Ça pour une première... c'est une première. Mme VJ et moi-même, soudain avons ressenti le même besoin : aller à Vézelay. D'habitude ça nous prend aux beaux jours. Nous embarquons, Mme aux commandes. Je sais, c'est pas prudent, mais j'applique le précepte nieztschéen : vivre dangereusement.
Vézelay est toujours au même endroit, sauf que la Terre a fait un peu de chemin depuis la dernière visite et... miracle, il n'y a personne. Enfin, presque : une dizaine d'hurluberlus. Jamais vu. D'habitude c'est une cohue genre les Puces de Saint-Ouen, et là, j'ai même pas fait de photo, mais y'avait pas un rat.

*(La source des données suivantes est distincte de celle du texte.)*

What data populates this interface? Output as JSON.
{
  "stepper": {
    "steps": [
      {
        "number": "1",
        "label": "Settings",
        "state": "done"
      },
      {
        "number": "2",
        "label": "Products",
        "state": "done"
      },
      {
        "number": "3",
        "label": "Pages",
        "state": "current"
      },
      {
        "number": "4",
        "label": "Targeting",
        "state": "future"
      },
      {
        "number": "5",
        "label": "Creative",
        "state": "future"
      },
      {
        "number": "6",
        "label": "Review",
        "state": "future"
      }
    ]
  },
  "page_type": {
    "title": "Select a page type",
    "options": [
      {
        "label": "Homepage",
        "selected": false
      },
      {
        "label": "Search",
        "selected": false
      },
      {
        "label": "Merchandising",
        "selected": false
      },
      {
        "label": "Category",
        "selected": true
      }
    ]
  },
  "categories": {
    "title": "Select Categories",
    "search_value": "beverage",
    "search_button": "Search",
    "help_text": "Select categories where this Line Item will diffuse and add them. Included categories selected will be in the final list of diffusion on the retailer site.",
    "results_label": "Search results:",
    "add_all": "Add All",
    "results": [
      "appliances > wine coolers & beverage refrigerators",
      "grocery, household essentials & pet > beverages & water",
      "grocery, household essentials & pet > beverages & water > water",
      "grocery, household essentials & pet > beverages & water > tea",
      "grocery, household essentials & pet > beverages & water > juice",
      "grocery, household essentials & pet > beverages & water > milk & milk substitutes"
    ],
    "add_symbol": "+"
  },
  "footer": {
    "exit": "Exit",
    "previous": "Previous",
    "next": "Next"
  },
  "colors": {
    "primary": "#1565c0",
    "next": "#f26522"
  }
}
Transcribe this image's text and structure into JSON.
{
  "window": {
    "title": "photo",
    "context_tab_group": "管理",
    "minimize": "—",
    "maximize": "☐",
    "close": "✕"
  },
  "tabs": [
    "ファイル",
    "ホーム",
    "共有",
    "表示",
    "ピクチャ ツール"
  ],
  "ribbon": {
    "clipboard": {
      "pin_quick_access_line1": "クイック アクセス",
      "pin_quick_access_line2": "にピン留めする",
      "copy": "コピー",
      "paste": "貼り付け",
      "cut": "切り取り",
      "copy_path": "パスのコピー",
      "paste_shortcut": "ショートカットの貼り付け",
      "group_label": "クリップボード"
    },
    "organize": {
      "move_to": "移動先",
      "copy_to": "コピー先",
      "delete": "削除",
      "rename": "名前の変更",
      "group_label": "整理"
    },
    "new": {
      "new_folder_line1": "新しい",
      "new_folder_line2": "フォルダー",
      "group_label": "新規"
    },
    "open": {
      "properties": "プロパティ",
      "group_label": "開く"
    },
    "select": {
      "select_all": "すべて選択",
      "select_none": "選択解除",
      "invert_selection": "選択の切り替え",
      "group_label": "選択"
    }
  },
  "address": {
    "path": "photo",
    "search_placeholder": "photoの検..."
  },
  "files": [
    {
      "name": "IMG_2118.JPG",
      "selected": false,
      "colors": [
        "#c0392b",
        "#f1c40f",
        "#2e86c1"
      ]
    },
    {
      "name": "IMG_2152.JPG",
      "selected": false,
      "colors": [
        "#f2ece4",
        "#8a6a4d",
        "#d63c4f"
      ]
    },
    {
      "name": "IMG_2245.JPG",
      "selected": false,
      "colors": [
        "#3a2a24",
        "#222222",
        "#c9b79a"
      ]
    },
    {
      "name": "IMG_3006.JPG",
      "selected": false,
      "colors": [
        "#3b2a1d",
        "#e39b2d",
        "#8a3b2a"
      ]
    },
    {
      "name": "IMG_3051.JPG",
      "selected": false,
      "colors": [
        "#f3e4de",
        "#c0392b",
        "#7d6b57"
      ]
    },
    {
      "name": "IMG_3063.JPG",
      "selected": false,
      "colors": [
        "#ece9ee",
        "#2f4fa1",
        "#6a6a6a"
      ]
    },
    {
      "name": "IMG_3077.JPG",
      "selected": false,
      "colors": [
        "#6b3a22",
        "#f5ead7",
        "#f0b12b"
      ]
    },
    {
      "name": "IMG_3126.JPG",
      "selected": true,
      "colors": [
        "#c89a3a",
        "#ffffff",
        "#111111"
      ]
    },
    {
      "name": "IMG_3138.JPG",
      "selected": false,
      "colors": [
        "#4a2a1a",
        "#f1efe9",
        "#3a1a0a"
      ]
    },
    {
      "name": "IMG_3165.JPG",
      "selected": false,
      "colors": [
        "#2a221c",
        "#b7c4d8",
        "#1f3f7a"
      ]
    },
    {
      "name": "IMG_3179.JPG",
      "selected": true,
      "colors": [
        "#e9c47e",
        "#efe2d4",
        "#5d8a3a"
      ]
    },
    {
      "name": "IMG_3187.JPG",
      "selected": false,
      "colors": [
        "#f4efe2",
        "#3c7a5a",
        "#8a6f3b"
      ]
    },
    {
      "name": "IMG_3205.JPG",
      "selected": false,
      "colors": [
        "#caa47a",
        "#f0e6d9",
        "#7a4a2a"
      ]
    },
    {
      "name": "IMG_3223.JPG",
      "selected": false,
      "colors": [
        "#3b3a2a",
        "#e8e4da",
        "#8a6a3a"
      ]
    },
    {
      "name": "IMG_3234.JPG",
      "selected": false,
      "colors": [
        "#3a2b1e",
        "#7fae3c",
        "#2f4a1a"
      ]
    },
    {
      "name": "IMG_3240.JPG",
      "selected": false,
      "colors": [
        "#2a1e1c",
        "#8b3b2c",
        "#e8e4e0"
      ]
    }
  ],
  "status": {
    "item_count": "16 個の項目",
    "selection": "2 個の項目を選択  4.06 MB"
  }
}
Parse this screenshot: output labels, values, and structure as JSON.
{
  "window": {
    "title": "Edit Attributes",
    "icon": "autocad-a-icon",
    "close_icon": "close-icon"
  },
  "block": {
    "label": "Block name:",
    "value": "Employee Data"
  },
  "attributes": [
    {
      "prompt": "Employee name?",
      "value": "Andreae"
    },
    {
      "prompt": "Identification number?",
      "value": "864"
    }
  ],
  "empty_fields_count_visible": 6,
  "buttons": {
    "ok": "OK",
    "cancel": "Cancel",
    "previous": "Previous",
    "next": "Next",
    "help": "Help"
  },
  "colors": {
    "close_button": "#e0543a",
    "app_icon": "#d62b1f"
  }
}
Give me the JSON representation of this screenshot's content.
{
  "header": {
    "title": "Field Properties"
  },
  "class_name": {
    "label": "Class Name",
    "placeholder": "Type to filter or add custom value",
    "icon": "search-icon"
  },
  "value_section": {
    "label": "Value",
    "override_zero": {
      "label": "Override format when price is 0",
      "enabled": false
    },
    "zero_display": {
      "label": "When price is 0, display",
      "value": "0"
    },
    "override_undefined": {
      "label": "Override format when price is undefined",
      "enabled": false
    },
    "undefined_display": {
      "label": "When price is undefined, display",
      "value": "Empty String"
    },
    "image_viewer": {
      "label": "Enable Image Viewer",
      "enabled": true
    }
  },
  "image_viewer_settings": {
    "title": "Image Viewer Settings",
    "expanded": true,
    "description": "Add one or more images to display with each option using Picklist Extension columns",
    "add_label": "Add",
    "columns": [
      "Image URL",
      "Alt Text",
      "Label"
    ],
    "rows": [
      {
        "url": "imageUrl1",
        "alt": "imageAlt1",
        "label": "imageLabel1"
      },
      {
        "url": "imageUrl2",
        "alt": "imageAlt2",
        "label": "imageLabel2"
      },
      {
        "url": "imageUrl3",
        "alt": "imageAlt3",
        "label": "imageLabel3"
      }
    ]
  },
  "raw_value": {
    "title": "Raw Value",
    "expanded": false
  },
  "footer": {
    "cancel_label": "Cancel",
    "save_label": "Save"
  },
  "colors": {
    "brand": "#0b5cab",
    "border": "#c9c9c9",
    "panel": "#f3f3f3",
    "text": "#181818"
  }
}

Même les chats sont en vacances : boutiques, restaurants et clergé fermés. Hormis - ouf - le restaurant du Cheval Blanc, avec ses oeufs en meurette et son pain perdu, sur la place en bas.
L'incroyable, c'est que pendant près de dix minutes, on a eu la basilique pour nous. On aurait pu mettre "do not disturb" sur les portes, on y restait une heure.
Vingt minutes de crypte à jeun depuis la veille, c'est une des plus grosses défonces que je connaisse. On se demande ce que fait le ministre des stupres. Y a belle heurette que je t'aurais muré le truc, moi. Je comprends qu'il y ait à nouveau des moines là-dedans. Tous les toxicos du bondieu, les voraces de l'extase s'inscrivent pour y passer des petites vacances hors du monde.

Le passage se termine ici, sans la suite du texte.